If the Pac-12 follows the Big Ten’s playbook, Turk could be one of hundreds of college players hitting the field this fall that no one expected until very recently.

And that Turk precedent could play out as a road map for some Big Ten players seeking to regain eligibility, even those who might have hired agents.

Ohio State offensive lineman Wyatt Davis (52) could try to play college football this fall after initially saying he would opt out and prepare for the 2021 NFL draft. (AP Photo/Rick Scuteri).
Ohio State offensive lineman Wyatt Davis (52) could try to play college football this fall after initially saying he would opt out and prepare for the 2021 NFL draft. (AP Photo/Rick Scuteri).

One Big Ten opt-out player already wants back in

Ohio State guard Wyatt Davis announced last week that he planned to opt out of the 2020 season and declare for the 2021 NFL draft, telling Yahoo Sports’ Pete Thamel that it was “heartbreaking” that his conference wouldn’t have football this fall.

A lot has changed since then.

Now that the Big Ten plans to play this fall, Davis issued a statement saying he wants to return to Ohio State.

Could Turk’s case be the precedent that players such as Davis need? There are academic and financial issues.

For those players who opted out and did not hire an agent, their path back to eligibility is more clear-cut, assuming they did not withdraw from classes or cannot readily re-enroll at their respective schools.

Even for those who might have retained representation, Turk’s case offers a glimmer of hope that others also can regain their eligibility to play this fall.

Turk hired an agent, but an Arizona State administrator told The Athletic that he does not believe Turk accepted any benefits.

At the very least, that appears to be the threshold for Big Ten prospects to return to action. If they can prove they did not accept any money after announcing their intentions, their chances of getting to play this fall would be far greater.

It’s unclear whether those who hired agents will be eligible. Their likely defense for such a waiver would be that the Big Ten appeared to say definitively that fall football was not going to happen.

Now that that’s changed, do the players have grounds to be let back in? We don’t know, but we expect that to be the way some players try to test the system.

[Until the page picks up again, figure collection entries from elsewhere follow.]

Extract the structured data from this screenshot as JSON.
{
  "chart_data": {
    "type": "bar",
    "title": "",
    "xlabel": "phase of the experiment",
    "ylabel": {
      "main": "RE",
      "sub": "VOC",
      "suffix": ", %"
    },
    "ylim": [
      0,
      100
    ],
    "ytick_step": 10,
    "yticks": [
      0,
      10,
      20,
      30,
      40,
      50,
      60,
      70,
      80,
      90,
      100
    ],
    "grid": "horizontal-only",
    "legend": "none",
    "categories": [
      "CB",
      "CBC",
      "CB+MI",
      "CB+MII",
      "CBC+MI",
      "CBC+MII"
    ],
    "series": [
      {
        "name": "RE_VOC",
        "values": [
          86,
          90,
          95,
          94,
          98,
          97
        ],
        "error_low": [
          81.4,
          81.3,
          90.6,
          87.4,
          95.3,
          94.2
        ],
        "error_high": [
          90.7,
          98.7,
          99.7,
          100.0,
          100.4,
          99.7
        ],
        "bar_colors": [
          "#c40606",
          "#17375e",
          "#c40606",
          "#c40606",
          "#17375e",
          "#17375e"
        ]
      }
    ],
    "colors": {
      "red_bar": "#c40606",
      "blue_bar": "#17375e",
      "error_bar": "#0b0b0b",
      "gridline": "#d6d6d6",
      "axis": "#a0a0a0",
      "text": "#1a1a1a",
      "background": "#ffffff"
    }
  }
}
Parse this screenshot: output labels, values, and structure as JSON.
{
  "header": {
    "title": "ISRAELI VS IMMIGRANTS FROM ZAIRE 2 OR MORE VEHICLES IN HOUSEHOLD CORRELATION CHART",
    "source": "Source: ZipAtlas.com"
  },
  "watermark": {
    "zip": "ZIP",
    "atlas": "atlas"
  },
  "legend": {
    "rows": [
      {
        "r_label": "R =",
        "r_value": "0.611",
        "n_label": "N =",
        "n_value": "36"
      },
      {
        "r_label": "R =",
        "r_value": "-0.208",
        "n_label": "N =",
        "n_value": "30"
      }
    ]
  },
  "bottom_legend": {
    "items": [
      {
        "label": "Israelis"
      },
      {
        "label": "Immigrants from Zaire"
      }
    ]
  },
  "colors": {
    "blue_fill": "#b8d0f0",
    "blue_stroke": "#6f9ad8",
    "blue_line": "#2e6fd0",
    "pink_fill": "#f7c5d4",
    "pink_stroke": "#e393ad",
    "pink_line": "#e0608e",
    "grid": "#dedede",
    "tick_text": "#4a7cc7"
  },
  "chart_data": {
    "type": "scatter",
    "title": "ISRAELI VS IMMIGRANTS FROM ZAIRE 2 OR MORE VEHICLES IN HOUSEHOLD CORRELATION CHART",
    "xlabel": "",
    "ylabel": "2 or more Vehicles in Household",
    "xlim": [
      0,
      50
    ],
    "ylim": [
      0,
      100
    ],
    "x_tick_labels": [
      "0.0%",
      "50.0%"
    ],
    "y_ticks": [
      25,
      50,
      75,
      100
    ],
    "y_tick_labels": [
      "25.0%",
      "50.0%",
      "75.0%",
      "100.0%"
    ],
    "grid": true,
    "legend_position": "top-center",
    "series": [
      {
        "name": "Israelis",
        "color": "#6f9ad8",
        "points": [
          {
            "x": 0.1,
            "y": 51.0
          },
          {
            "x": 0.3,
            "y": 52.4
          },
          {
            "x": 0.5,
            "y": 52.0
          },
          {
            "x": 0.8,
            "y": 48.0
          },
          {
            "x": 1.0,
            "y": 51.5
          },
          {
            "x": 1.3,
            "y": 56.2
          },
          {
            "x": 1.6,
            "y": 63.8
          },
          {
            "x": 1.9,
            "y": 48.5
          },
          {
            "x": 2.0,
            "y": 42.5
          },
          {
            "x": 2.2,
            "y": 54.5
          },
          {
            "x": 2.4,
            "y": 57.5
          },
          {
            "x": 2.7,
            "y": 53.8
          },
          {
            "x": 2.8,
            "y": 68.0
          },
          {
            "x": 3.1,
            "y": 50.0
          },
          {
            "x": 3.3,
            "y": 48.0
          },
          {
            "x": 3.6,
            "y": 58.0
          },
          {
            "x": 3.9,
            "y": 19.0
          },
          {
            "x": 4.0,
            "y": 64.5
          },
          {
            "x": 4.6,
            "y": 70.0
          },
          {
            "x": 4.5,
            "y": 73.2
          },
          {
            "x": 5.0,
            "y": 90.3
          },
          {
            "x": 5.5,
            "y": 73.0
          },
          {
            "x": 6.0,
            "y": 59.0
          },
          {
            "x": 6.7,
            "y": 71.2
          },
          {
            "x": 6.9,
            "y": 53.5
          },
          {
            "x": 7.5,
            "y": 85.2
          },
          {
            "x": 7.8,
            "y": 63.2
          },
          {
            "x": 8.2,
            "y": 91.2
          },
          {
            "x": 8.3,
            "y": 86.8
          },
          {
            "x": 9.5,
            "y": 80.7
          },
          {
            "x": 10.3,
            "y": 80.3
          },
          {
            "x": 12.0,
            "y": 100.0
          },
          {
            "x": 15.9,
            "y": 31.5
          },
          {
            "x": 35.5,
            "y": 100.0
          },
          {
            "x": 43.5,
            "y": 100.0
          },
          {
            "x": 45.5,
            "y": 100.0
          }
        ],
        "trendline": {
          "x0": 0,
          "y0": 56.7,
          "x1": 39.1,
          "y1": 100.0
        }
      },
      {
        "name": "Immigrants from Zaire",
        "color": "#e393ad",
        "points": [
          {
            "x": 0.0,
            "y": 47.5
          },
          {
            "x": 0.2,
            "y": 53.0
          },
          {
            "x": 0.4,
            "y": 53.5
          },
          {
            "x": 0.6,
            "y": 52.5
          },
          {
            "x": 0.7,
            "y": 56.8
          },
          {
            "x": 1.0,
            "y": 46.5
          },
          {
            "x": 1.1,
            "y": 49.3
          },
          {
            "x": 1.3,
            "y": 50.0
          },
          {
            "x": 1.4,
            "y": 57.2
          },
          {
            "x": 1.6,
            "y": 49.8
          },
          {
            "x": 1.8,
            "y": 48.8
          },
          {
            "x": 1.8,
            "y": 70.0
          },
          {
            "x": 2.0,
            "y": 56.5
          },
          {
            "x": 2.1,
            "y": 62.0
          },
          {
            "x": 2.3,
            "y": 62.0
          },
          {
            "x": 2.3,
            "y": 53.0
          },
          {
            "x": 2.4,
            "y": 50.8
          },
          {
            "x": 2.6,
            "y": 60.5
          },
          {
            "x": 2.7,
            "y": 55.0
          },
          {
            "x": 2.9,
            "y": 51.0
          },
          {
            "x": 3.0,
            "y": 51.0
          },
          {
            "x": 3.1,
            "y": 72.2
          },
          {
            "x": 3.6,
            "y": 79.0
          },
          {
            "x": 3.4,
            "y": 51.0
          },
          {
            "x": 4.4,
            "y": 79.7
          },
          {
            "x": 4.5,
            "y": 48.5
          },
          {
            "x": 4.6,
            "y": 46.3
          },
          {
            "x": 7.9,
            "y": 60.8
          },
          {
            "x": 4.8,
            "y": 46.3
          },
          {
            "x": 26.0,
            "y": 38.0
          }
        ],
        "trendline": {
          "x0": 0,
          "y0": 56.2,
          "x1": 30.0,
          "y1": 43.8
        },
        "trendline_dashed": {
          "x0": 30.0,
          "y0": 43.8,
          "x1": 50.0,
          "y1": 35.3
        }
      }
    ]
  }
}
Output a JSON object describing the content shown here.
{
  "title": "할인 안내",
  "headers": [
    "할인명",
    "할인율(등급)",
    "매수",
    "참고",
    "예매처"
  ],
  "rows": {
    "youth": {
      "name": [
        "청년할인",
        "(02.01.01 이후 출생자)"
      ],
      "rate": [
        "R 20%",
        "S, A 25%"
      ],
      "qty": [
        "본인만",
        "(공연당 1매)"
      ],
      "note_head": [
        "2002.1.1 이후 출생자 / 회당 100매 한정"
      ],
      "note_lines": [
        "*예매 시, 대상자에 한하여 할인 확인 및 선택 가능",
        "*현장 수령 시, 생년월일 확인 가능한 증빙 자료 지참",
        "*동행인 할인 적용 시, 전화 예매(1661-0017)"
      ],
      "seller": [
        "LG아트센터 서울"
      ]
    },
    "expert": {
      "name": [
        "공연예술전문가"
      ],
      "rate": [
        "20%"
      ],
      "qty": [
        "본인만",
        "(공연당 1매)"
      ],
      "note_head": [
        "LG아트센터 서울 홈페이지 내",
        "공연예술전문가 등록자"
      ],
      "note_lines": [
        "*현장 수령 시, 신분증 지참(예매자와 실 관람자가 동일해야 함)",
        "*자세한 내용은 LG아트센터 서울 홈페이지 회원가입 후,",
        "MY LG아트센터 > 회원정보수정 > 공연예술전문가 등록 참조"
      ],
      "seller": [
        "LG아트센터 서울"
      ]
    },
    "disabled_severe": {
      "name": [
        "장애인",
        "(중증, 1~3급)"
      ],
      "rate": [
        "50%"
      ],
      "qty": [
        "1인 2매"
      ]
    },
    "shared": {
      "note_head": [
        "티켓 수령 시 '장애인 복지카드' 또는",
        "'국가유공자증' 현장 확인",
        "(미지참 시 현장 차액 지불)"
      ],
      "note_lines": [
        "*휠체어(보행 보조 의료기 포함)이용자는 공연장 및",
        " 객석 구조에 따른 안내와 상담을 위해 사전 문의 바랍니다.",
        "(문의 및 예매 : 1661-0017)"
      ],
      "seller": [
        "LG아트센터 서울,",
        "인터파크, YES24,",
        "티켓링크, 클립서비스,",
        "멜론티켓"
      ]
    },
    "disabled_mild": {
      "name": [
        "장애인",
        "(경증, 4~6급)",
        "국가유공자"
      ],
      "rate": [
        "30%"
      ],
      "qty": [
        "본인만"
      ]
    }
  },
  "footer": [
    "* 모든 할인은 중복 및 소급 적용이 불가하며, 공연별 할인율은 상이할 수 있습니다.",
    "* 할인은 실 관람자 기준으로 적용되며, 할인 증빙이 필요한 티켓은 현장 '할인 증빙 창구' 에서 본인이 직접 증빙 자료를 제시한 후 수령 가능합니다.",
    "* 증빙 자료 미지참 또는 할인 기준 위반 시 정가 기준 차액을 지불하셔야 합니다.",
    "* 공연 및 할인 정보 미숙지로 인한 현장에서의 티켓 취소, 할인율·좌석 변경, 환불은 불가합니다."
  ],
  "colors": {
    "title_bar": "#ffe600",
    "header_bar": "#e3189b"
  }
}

Which other Big Ten prospects could try to return?

Twenty-one Big Ten players have reportedly opted out this season. Of those, eight said they planned to enter the 2021 draft.

Those eight prospects are: Minnesota wideout Rashod Bateman, Penn State linebacker Micah Parsons, Purdue WR Rondale Moore, Northwestern tackle Rashawn Slater, Michigan cornerback Ambry Thomas, Michigan tackle Jalen Mayfield, Ohio State CB Shaun Wade and Davis.

Sports Illustrated reported that five of the eight have signed with agents — Bateman (signed with agent Blake Baratz), Mayfield (CAA), Parsons (David Mulugheta), Slater (CAA) and Thomas (Drew Rosenhaus).

Also, Michigan WR Nico Collins — a potential top-40 pick — reportedly has hired an agent, despite not yet publicly announcing his intentions.

According to sources, many of them, including Parsons and Slater, still plan to go through with their opt-outs and continue preparing for the spring draft.

It’s not yet known if Moore or Davis have officially signed with an agency and/or filed paperwork with the NFLPA. All three of those players might have a clear path to returning to school, if they so choose, as Davis has now stated.

Wade said Thursday night that he plans to join Davis in returning to Ohio State.

Some of these players clearly could still have something to gain, NFL draft-wise, by returning. They’d join the list of several other prospects in the conference who stood to lose the most with a canceled season.

Still, there’s also the chance they could hurt their stock with a poor season. Those decisions will be individual in nature, and they’ll vary significantly on a case-by-case basis.

But there’s at least a belief that some talented prospects whom most college fans assumed would never suit up again for their school could soon be hitting the field once more.

It’s the latest wild plot twist in a year chock full of them in college football.